2) Neymiş? Bütün bunların suçlusu paralel yapı imiş? PKK ile işbirliği yapıyorlarmış! (Kendi suçlarını, nasıl da rahatça, başkasının sırtına yükleyebiliyorlar). Faili meçhul cinayetleri de paralel yapı işlemişmiş. (Bunların failleri, sizin taviz verdiğiniz odaklar değil midir?)
Amaç nedir? Biat etmeyenleri, doğruları dile getirenleri, sindirmek, ezmek. Bu arada, ekonomik krizi (milli gelir hesaplarını, enflasyonu, işsizlik oranlarını, duran yatırımları vs. gözden kaçırmak. Yağmayı sürdürmek. Tüm kamu kurumlarını çiftlik haline getirmek. Yandaşları ve yakınları daha zengin yapmak. (Bu arada, kulluk etmeyen kişi ve kurumları batırmak.)
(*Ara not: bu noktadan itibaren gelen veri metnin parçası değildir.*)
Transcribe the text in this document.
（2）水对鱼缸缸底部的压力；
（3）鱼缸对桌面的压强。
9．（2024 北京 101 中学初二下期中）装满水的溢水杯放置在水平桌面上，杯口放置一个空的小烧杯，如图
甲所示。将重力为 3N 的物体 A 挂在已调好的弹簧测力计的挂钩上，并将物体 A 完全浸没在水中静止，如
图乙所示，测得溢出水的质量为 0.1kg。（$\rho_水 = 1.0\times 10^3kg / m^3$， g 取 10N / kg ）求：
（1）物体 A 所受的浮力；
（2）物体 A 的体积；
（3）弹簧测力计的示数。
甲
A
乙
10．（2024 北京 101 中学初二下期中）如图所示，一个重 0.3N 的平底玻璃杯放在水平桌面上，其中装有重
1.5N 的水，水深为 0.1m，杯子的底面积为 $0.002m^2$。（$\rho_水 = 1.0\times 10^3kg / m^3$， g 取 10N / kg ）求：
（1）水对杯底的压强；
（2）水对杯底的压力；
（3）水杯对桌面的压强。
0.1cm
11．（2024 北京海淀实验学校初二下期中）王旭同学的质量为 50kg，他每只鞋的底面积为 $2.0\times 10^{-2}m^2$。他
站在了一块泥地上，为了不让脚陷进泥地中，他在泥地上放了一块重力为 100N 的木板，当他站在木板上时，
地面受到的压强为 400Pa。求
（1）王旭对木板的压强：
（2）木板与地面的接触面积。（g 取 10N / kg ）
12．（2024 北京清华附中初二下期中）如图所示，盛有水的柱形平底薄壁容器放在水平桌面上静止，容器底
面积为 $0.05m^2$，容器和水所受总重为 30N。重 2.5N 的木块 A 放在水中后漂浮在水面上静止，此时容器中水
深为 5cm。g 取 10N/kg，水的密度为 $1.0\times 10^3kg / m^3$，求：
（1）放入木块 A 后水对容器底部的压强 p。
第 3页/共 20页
Rabbim büyüktür. Hiçbir zulüm, ebedi olamaz. Hak emri gelince, çıkar için övgü düzenlerin bir yararı olamaz. 17/25 Aralık rezaletleri de unutturulamaz.
Kaldı ki; Cenab - ı Hakk’a (CC) güvenen ve sığınanları, hiçbir şeyle korkutamazsınız. Alma mazlumun ahını, çıkar aheste aheste…
Doğruları savunan milyonların tümünü içine alacak hapishaneleriniz var mıdır?
Bu arada, zalime yardım edenin zulmünden nasibini alacağını da hatırlatırım. Dünya; etme bulma dünyasıdır.
Özlü söz: Kin, nefret, gurur, haset, hırs, asit gibidir. İnsanın bütün güzel hasletlerini, vicdanını ve imanını eritir. Geriye, sadece bir çöp torbası kalır.